Coldiretti: la guerra dimezza l’export e le ritorsioni russe colpiscono il Made in Italy

La guerra ha dimezzato le esportazioni Made in Italy in Russia che crollano del 50,9% a causa delle sanzioni e delle difficoltà dovute alle tensioni sul commercio internazionale, la svalutazione del rublo e le difficoltà nei pagamenti. Questi i dati emersi dall’analisi condotta da Coldiretti sul commercio estero in Russia a marzo sulla base dei dati Istat che, inoltre, evidenziano un aumento del 158,2% delle importazioni in Italia dalla Russia.

“Il risultato – dichiara Fernando Fiori, Presidente di Coldiretti Varese – è un saldo commerciale negativo per l’Italia nel primo mese di guerra pari a 2,7 miliardi cui si aggiungono le difficoltà che i produttori incontrano, anche nella nostra provincia di Varese, a fronte dei rincari delle materie prime che stanno mettendo sotto stress tutte le filiere produttive, dal comparto zootecnico e lattiero caseario a quello ortoflorovivaistico, per citare solo alcuni dei settori portanti dell’economia agricola della nostra provincia”.
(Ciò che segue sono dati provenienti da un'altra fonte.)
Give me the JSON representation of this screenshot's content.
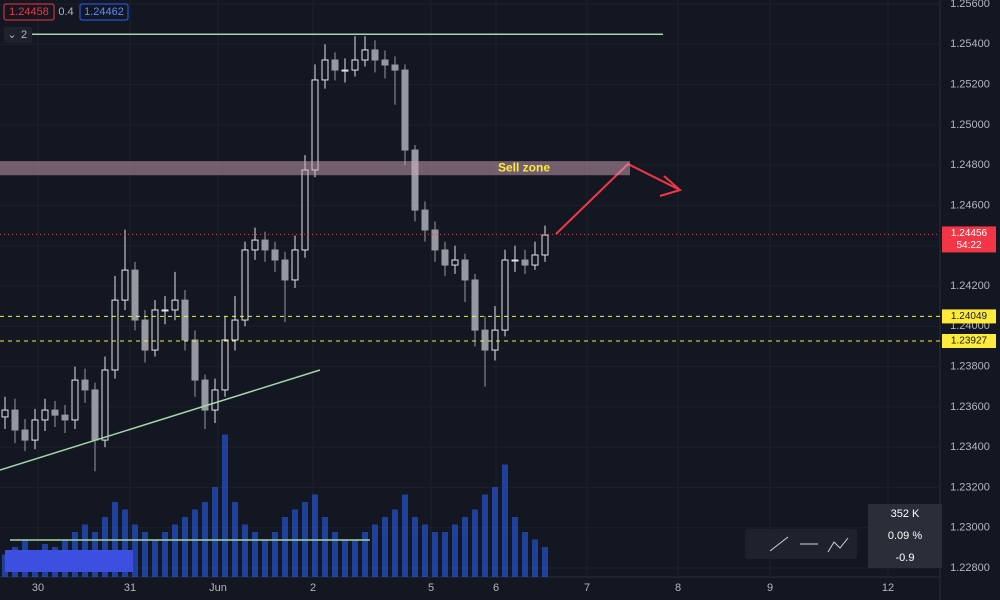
{
  "chart_data": {
    "type": "candlestick",
    "header": {
      "bid": "1.24458",
      "spread": "0.4",
      "ask": "1.24462",
      "indicator": "2"
    },
    "stats": [
      "352 K",
      "0.09 %",
      "-0.9"
    ],
    "annotation": "Sell zone",
    "open": [
      1.2355,
      1.23584,
      1.23485,
      1.23435,
      1.23535,
      1.23584,
      1.23559,
      1.23535,
      1.23733,
      1.23684,
      1.23435,
      1.23783,
      1.2413,
      1.24279,
      1.24031,
      1.23882,
      1.24081,
      1.24081,
      1.2413,
      1.23932,
      1.23733,
      1.23584,
      1.23684,
      1.23932,
      1.24031,
      1.24379,
      1.24428,
      1.24379,
      1.24329,
      1.2423,
      1.24379,
      1.24776,
      1.25223,
      1.25322,
      1.25272,
      1.25272,
      1.25322,
      1.25372,
      1.25322,
      1.25297,
      1.25272,
      1.24875,
      1.24577,
      1.24478,
      1.24379,
      1.24304,
      1.24329,
      1.2423,
      1.23981,
      1.23882,
      1.23981,
      1.24329,
      1.24329,
      1.24304,
      1.24354
    ],
    "high": [
      1.2365,
      1.2364,
      1.2354,
      1.2359,
      1.2364,
      1.2363,
      1.2361,
      1.238,
      1.2379,
      1.2372,
      1.2385,
      1.2425,
      1.2448,
      1.2432,
      1.2408,
      1.2413,
      1.2415,
      1.2427,
      1.2418,
      1.2398,
      1.2376,
      1.2374,
      1.2405,
      1.2415,
      1.2442,
      1.2449,
      1.2447,
      1.2442,
      1.2437,
      1.2445,
      1.2485,
      1.253,
      1.254,
      1.2536,
      1.2533,
      1.2544,
      1.2544,
      1.2542,
      1.2537,
      1.2534,
      1.253,
      1.249,
      1.2462,
      1.2452,
      1.2442,
      1.244,
      1.2436,
      1.2426,
      1.2405,
      1.241,
      1.2438,
      1.244,
      1.2438,
      1.2442,
      1.245
    ],
    "low": [
      1.2349,
      1.2342,
      1.2338,
      1.2339,
      1.2348,
      1.235,
      1.2347,
      1.2349,
      1.2362,
      1.2328,
      1.234,
      1.2374,
      1.2408,
      1.2398,
      1.2382,
      1.2385,
      1.2401,
      1.2403,
      1.2388,
      1.2365,
      1.2349,
      1.2352,
      1.2365,
      1.2388,
      1.24,
      1.2433,
      1.2432,
      1.2427,
      1.2402,
      1.2419,
      1.2434,
      1.2474,
      1.2518,
      1.2522,
      1.2521,
      1.2524,
      1.2529,
      1.2526,
      1.2523,
      1.251,
      1.248,
      1.2452,
      1.2442,
      1.2432,
      1.2425,
      1.2426,
      1.2412,
      1.239,
      1.237,
      1.2383,
      1.2395,
      1.2427,
      1.2426,
      1.2428,
      1.2432
    ],
    "close": [
      1.23584,
      1.23485,
      1.23435,
      1.23535,
      1.23584,
      1.23559,
      1.23535,
      1.23733,
      1.23684,
      1.23435,
      1.23783,
      1.2413,
      1.24279,
      1.24031,
      1.23882,
      1.24081,
      1.24081,
      1.2413,
      1.23932,
      1.23733,
      1.23584,
      1.23684,
      1.23932,
      1.24031,
      1.24379,
      1.24428,
      1.24379,
      1.24329,
      1.2423,
      1.24379,
      1.24776,
      1.25223,
      1.25322,
      1.25272,
      1.25272,
      1.25322,
      1.25372,
      1.25322,
      1.25297,
      1.25272,
      1.24875,
      1.24577,
      1.24478,
      1.24379,
      1.24304,
      1.24329,
      1.2423,
      1.23981,
      1.23882,
      1.23981,
      1.24329,
      1.24329,
      1.24304,
      1.24354,
      1.24453
    ],
    "volume": [
      15,
      20,
      25,
      18,
      22,
      20,
      25,
      30,
      35,
      30,
      40,
      50,
      45,
      35,
      30,
      25,
      30,
      35,
      40,
      45,
      50,
      60,
      95,
      50,
      35,
      30,
      25,
      30,
      40,
      45,
      50,
      55,
      40,
      30,
      25,
      25,
      30,
      35,
      40,
      45,
      55,
      40,
      35,
      30,
      30,
      35,
      40,
      45,
      55,
      60,
      75,
      40,
      30,
      25,
      20
    ],
    "volume_lim": [
      0,
      100
    ],
    "up_color": "#e0e3eb",
    "down_color": "#9598a1",
    "volume_color": "#2962ff",
    "xlim": [
      -0.5,
      93.5
    ],
    "xticks": [
      {
        "value": 3.3,
        "label": "30"
      },
      {
        "value": 12.5,
        "label": "31"
      },
      {
        "value": 21.3,
        "label": "Jun"
      },
      {
        "value": 30.8,
        "label": "2"
      },
      {
        "value": 42.6,
        "label": "5"
      },
      {
        "value": 49.1,
        "label": "6"
      },
      {
        "value": 58.2,
        "label": "7"
      },
      {
        "value": 67.3,
        "label": "8"
      },
      {
        "value": 76.5,
        "label": "9"
      },
      {
        "value": 88.3,
        "label": "12"
      }
    ],
    "ylim": [
      1.228,
      1.256
    ],
    "yticks": [
      {
        "value": 1.256,
        "label": "1.25600"
      },
      {
        "value": 1.254,
        "label": "1.25400"
      },
      {
        "value": 1.252,
        "label": "1.25200"
      },
      {
        "value": 1.25,
        "label": "1.25000"
      },
      {
        "value": 1.248,
        "label": "1.24800"
      },
      {
        "value": 1.246,
        "label": "1.24600"
      },
      {
        "value": 1.244,
        "label": "1.24400"
      },
      {
        "value": 1.242,
        "label": "1.24200"
      },
      {
        "value": 1.24,
        "label": "1.24000"
      },
      {
        "value": 1.238,
        "label": "1.23800"
      },
      {
        "value": 1.236,
        "label": "1.23600"
      },
      {
        "value": 1.234,
        "label": "1.23400"
      },
      {
        "value": 1.232,
        "label": "1.23200"
      },
      {
        "value": 1.23,
        "label": "1.23000"
      },
      {
        "value": 1.228,
        "label": "1.22800"
      }
    ],
    "grid": true,
    "resistance": 1.2545,
    "sell_zone": [
      1.2475,
      1.2482
    ],
    "current_price": {
      "value": 1.24456,
      "label": "1.24456"
    },
    "countdown": "54:22",
    "levels": [
      {
        "value": 1.24049,
        "label": "1.24049"
      },
      {
        "value": 1.23927,
        "label": "1.23927"
      }
    ]
  }
}
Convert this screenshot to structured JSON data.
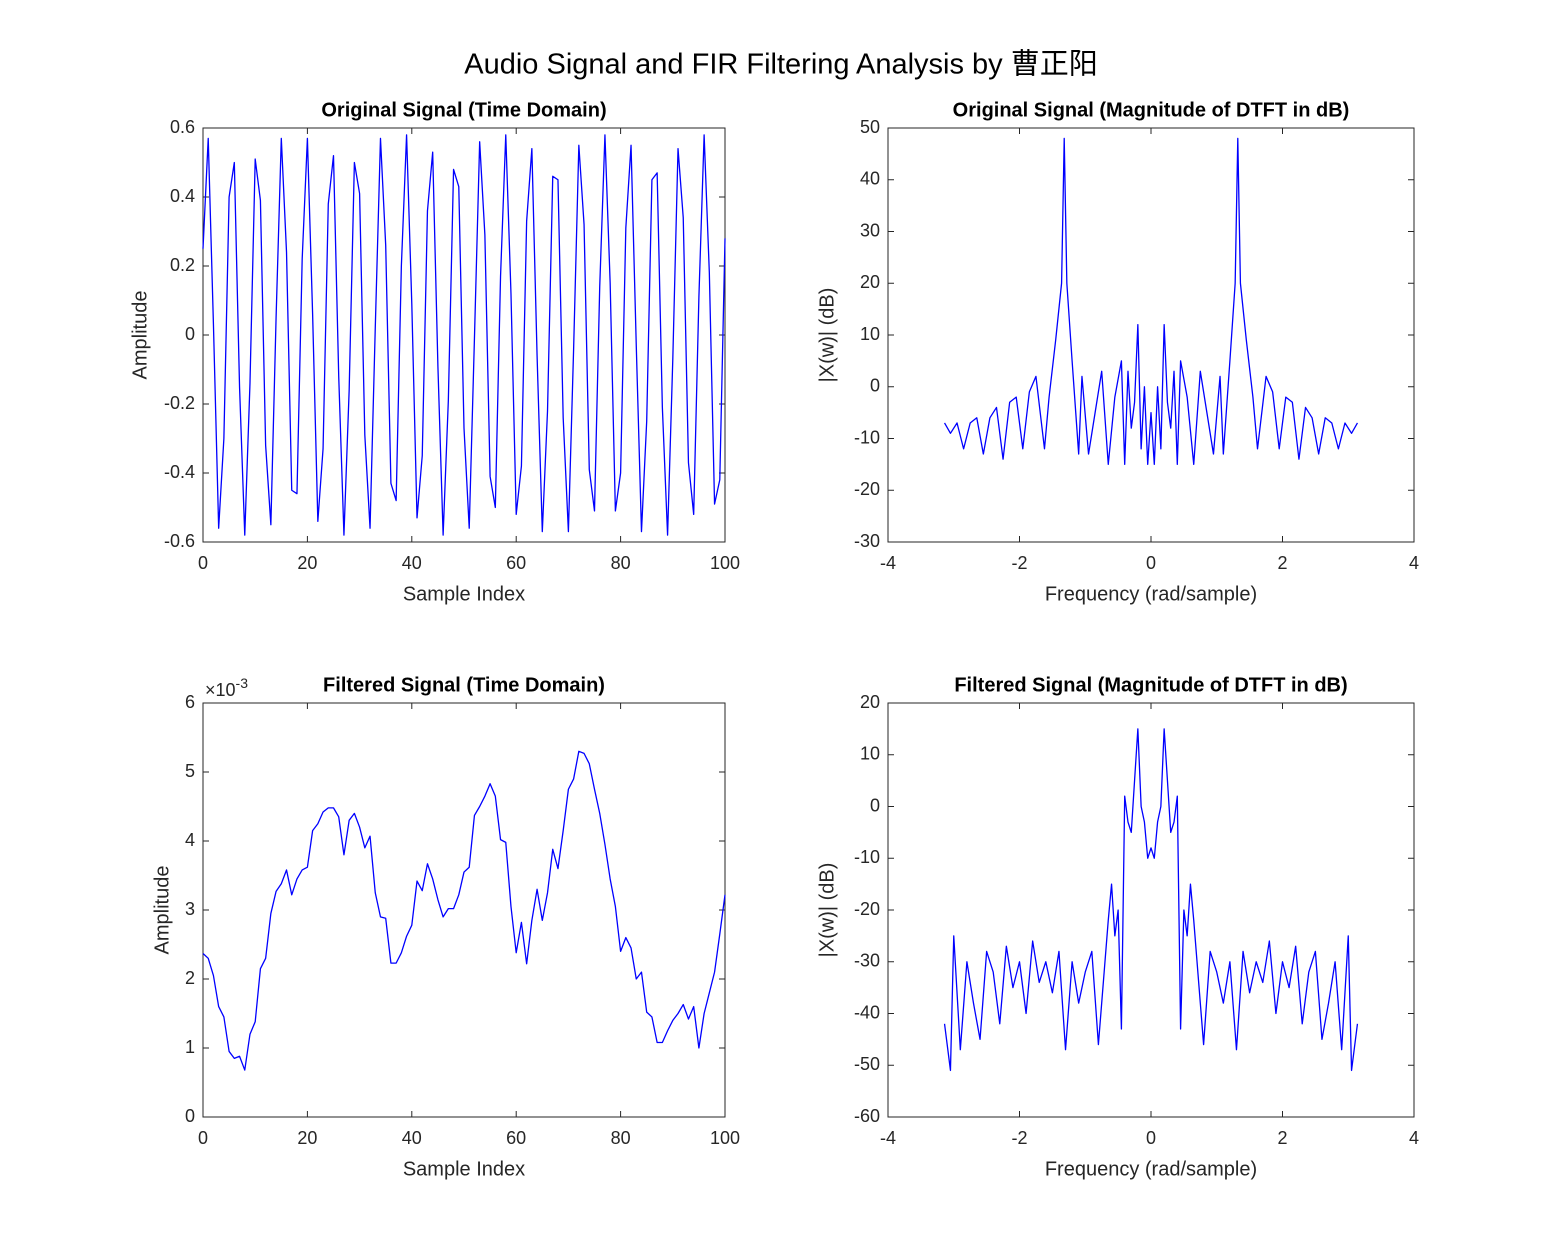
{
  "title": "Audio Signal and FIR Filtering Analysis by 曹正阳",
  "chart_data": [
    {
      "type": "line",
      "title": "Original Signal (Time Domain)",
      "xlabel": "Sample Index",
      "ylabel": "Amplitude",
      "color": "#0000ff",
      "grid": false,
      "xlim": [
        0,
        100
      ],
      "xticks": [
        0,
        20,
        40,
        60,
        80,
        100
      ],
      "ylim": [
        -0.6,
        0.6
      ],
      "yticks": [
        -0.6,
        -0.4,
        -0.2,
        0,
        0.2,
        0.4,
        0.6
      ],
      "x": [
        0,
        1,
        2,
        3,
        4,
        5,
        6,
        7,
        8,
        9,
        10,
        11,
        12,
        13,
        14,
        15,
        16,
        17,
        18,
        19,
        20,
        21,
        22,
        23,
        24,
        25,
        26,
        27,
        28,
        29,
        30,
        31,
        32,
        33,
        34,
        35,
        36,
        37,
        38,
        39,
        40,
        41,
        42,
        43,
        44,
        45,
        46,
        47,
        48,
        49,
        50,
        51,
        52,
        53,
        54,
        55,
        56,
        57,
        58,
        59,
        60,
        61,
        62,
        63,
        64,
        65,
        66,
        67,
        68,
        69,
        70,
        71,
        72,
        73,
        74,
        75,
        76,
        77,
        78,
        79,
        80,
        81,
        82,
        83,
        84,
        85,
        86,
        87,
        88,
        89,
        90,
        91,
        92,
        93,
        94,
        95,
        96,
        97,
        98,
        99,
        100
      ],
      "values": [
        0.25,
        0.57,
        0.03,
        -0.56,
        -0.3,
        0.4,
        0.5,
        -0.15,
        -0.58,
        -0.14,
        0.51,
        0.39,
        -0.32,
        -0.55,
        0.05,
        0.57,
        0.24,
        -0.45,
        -0.46,
        0.22,
        0.57,
        0.06,
        -0.54,
        -0.33,
        0.38,
        0.52,
        -0.12,
        -0.58,
        -0.16,
        0.5,
        0.41,
        -0.29,
        -0.56,
        0.02,
        0.57,
        0.26,
        -0.43,
        -0.48,
        0.2,
        0.58,
        0.09,
        -0.53,
        -0.35,
        0.36,
        0.53,
        -0.09,
        -0.58,
        -0.19,
        0.48,
        0.43,
        -0.27,
        -0.56,
        -0.01,
        0.56,
        0.29,
        -0.41,
        -0.5,
        0.17,
        0.58,
        0.12,
        -0.52,
        -0.38,
        0.33,
        0.54,
        -0.06,
        -0.57,
        -0.22,
        0.46,
        0.45,
        -0.24,
        -0.57,
        -0.04,
        0.55,
        0.32,
        -0.39,
        -0.51,
        0.14,
        0.58,
        0.15,
        -0.51,
        -0.4,
        0.31,
        0.55,
        -0.03,
        -0.57,
        -0.25,
        0.45,
        0.47,
        -0.21,
        -0.58,
        -0.07,
        0.54,
        0.34,
        -0.37,
        -0.52,
        0.11,
        0.58,
        0.18,
        -0.49,
        -0.42,
        0.28
      ]
    },
    {
      "type": "line",
      "title": "Original Signal (Magnitude of DTFT in dB)",
      "xlabel": "Frequency (rad/sample)",
      "ylabel": "|X(w)| (dB)",
      "color": "#0000ff",
      "grid": false,
      "xlim": [
        -4,
        4
      ],
      "xticks": [
        -4,
        -2,
        0,
        2,
        4
      ],
      "ylim": [
        -30,
        50
      ],
      "yticks": [
        -30,
        -20,
        -10,
        0,
        10,
        20,
        30,
        40,
        50
      ],
      "x": [
        -3.14,
        -3.05,
        -2.95,
        -2.85,
        -2.75,
        -2.65,
        -2.55,
        -2.45,
        -2.35,
        -2.25,
        -2.15,
        -2.05,
        -1.95,
        -1.85,
        -1.75,
        -1.62,
        -1.55,
        -1.45,
        -1.36,
        -1.32,
        -1.28,
        -1.2,
        -1.1,
        -1.05,
        -0.95,
        -0.85,
        -0.75,
        -0.65,
        -0.55,
        -0.45,
        -0.4,
        -0.35,
        -0.3,
        -0.25,
        -0.2,
        -0.15,
        -0.1,
        -0.05,
        0,
        0.05,
        0.1,
        0.15,
        0.2,
        0.25,
        0.3,
        0.35,
        0.4,
        0.45,
        0.55,
        0.65,
        0.75,
        0.85,
        0.95,
        1.05,
        1.1,
        1.2,
        1.28,
        1.32,
        1.36,
        1.45,
        1.55,
        1.62,
        1.75,
        1.85,
        1.95,
        2.05,
        2.15,
        2.25,
        2.35,
        2.45,
        2.55,
        2.65,
        2.75,
        2.85,
        2.95,
        3.05,
        3.14
      ],
      "values": [
        -7,
        -9,
        -7,
        -12,
        -7,
        -6,
        -13,
        -6,
        -4,
        -14,
        -3,
        -2,
        -12,
        -1,
        2,
        -12,
        -2,
        9,
        20,
        48,
        20,
        5,
        -13,
        2,
        -13,
        -5,
        3,
        -15,
        -2,
        5,
        -15,
        3,
        -8,
        -3,
        12,
        -12,
        0,
        -15,
        -5,
        -15,
        0,
        -12,
        12,
        -3,
        -8,
        3,
        -15,
        5,
        -2,
        -15,
        3,
        -5,
        -13,
        2,
        -13,
        5,
        20,
        48,
        20,
        9,
        -2,
        -12,
        2,
        -1,
        -12,
        -2,
        -3,
        -14,
        -4,
        -6,
        -13,
        -6,
        -7,
        -12,
        -7,
        -9,
        -7
      ]
    },
    {
      "type": "line",
      "title": "Filtered Signal (Time Domain)",
      "xlabel": "Sample Index",
      "ylabel": "Amplitude",
      "color": "#0000ff",
      "grid": false,
      "y_multiplier": {
        "base": "×10",
        "exponent": "-3"
      },
      "xlim": [
        0,
        100
      ],
      "xticks": [
        0,
        20,
        40,
        60,
        80,
        100
      ],
      "ylim": [
        0,
        0.006
      ],
      "yticks": [
        {
          "value": 0,
          "label": "0"
        },
        {
          "value": 0.001,
          "label": "1"
        },
        {
          "value": 0.002,
          "label": "2"
        },
        {
          "value": 0.003,
          "label": "3"
        },
        {
          "value": 0.004,
          "label": "4"
        },
        {
          "value": 0.005,
          "label": "5"
        },
        {
          "value": 0.006,
          "label": "6"
        }
      ],
      "x": [
        0,
        1,
        2,
        3,
        4,
        5,
        6,
        7,
        8,
        9,
        10,
        11,
        12,
        13,
        14,
        15,
        16,
        17,
        18,
        19,
        20,
        21,
        22,
        23,
        24,
        25,
        26,
        27,
        28,
        29,
        30,
        31,
        32,
        33,
        34,
        35,
        36,
        37,
        38,
        39,
        40,
        41,
        42,
        43,
        44,
        45,
        46,
        47,
        48,
        49,
        50,
        51,
        52,
        53,
        54,
        55,
        56,
        57,
        58,
        59,
        60,
        61,
        62,
        63,
        64,
        65,
        66,
        67,
        68,
        69,
        70,
        71,
        72,
        73,
        74,
        75,
        76,
        77,
        78,
        79,
        80,
        81,
        82,
        83,
        84,
        85,
        86,
        87,
        88,
        89,
        90,
        91,
        92,
        93,
        94,
        95,
        96,
        97,
        98,
        99,
        100
      ],
      "values": [
        0.00237,
        0.0023,
        0.00205,
        0.0016,
        0.00145,
        0.00095,
        0.00085,
        0.00088,
        0.00068,
        0.0012,
        0.00138,
        0.00215,
        0.0023,
        0.00295,
        0.00327,
        0.00338,
        0.00358,
        0.00322,
        0.00345,
        0.00358,
        0.00362,
        0.00415,
        0.00425,
        0.00442,
        0.00448,
        0.00448,
        0.00435,
        0.0038,
        0.0043,
        0.0044,
        0.0042,
        0.0039,
        0.00407,
        0.00325,
        0.0029,
        0.00288,
        0.00223,
        0.00223,
        0.00238,
        0.00262,
        0.00278,
        0.00342,
        0.00328,
        0.00367,
        0.00345,
        0.00315,
        0.0029,
        0.00302,
        0.00302,
        0.00322,
        0.00355,
        0.00362,
        0.00437,
        0.0045,
        0.00465,
        0.00483,
        0.00465,
        0.00402,
        0.00398,
        0.00305,
        0.00238,
        0.00282,
        0.00222,
        0.00285,
        0.0033,
        0.00285,
        0.00325,
        0.00388,
        0.0036,
        0.00415,
        0.00475,
        0.0049,
        0.0053,
        0.00527,
        0.00512,
        0.00475,
        0.0044,
        0.00395,
        0.00345,
        0.00305,
        0.0024,
        0.0026,
        0.00245,
        0.002,
        0.0021,
        0.00152,
        0.00145,
        0.00108,
        0.00108,
        0.00125,
        0.0014,
        0.0015,
        0.00163,
        0.00142,
        0.0016,
        0.001,
        0.0015,
        0.0018,
        0.0021,
        0.00265,
        0.00322
      ]
    },
    {
      "type": "line",
      "title": "Filtered Signal (Magnitude of DTFT in dB)",
      "xlabel": "Frequency (rad/sample)",
      "ylabel": "|X(w)| (dB)",
      "color": "#0000ff",
      "grid": false,
      "xlim": [
        -4,
        4
      ],
      "xticks": [
        -4,
        -2,
        0,
        2,
        4
      ],
      "ylim": [
        -60,
        20
      ],
      "yticks": [
        -60,
        -50,
        -40,
        -30,
        -20,
        -10,
        0,
        10,
        20
      ],
      "x": [
        -3.14,
        -3.05,
        -3,
        -2.9,
        -2.8,
        -2.7,
        -2.6,
        -2.5,
        -2.4,
        -2.3,
        -2.2,
        -2.1,
        -2,
        -1.9,
        -1.8,
        -1.7,
        -1.6,
        -1.5,
        -1.4,
        -1.3,
        -1.2,
        -1.1,
        -1,
        -0.9,
        -0.8,
        -0.7,
        -0.65,
        -0.6,
        -0.55,
        -0.5,
        -0.45,
        -0.4,
        -0.35,
        -0.3,
        -0.25,
        -0.2,
        -0.15,
        -0.1,
        -0.05,
        0,
        0.05,
        0.1,
        0.15,
        0.2,
        0.25,
        0.3,
        0.35,
        0.4,
        0.45,
        0.5,
        0.55,
        0.6,
        0.65,
        0.7,
        0.8,
        0.9,
        1,
        1.1,
        1.2,
        1.3,
        1.4,
        1.5,
        1.6,
        1.7,
        1.8,
        1.9,
        2,
        2.1,
        2.2,
        2.3,
        2.4,
        2.5,
        2.6,
        2.7,
        2.8,
        2.9,
        3,
        3.05,
        3.14
      ],
      "values": [
        -42,
        -51,
        -25,
        -47,
        -30,
        -38,
        -45,
        -28,
        -32,
        -42,
        -27,
        -35,
        -30,
        -40,
        -26,
        -34,
        -30,
        -36,
        -28,
        -47,
        -30,
        -38,
        -32,
        -28,
        -46,
        -30,
        -22,
        -15,
        -25,
        -20,
        -43,
        2,
        -3,
        -5,
        5,
        15,
        0,
        -3,
        -10,
        -8,
        -10,
        -3,
        0,
        15,
        5,
        -5,
        -3,
        2,
        -43,
        -20,
        -25,
        -15,
        -22,
        -30,
        -46,
        -28,
        -32,
        -38,
        -30,
        -47,
        -28,
        -36,
        -30,
        -34,
        -26,
        -40,
        -30,
        -35,
        -27,
        -42,
        -32,
        -28,
        -45,
        -38,
        -30,
        -47,
        -25,
        -51,
        -42
      ]
    }
  ]
}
Le sanzioni applicate a marzo dall’Unione Europea, oltre al blocco dell’import di acciaio, hanno colpito anche i consumi e le abitudini dell’elite russa che ama il lusso europeo, come, per esempio, i prodotti della moda, automobili costose e vini di pregio. Infatti, tra i prodotti alimentari Made in Italy più venduti nel Paese di Putin ci sono il vino e gli spumanti per un valore attorno ai 150 milioni di euro; il caffè per 80 milioni di euro; l’olio di oliva per 32 milioni di euro e la pasta per 27 milioni di euro.

L’Italia, soprattutto, è il primo Paese fornitore di vino in Russia con una quota di mercato di circa il 30%, davanti a Francia e Spagna, ed ha registrato nel 2021 un boom della domanda di vini spumanti.

Secondo l’analisi di Coldiretti, la scelta di impedire, con le sanzioni Ue per la guerra in Ucraina, sole le vendite di prodotti sopra il valore di 300 euro ad articolo va a colpire una selezione ristretta di vini italiani (con l’esplicita esclusione del solo Prosecco), come ad esempio alcune bottiglie di Sassicaia, Barolo, Amarone, Brunello di Montalcino che possono in alcuni casi superare il limite.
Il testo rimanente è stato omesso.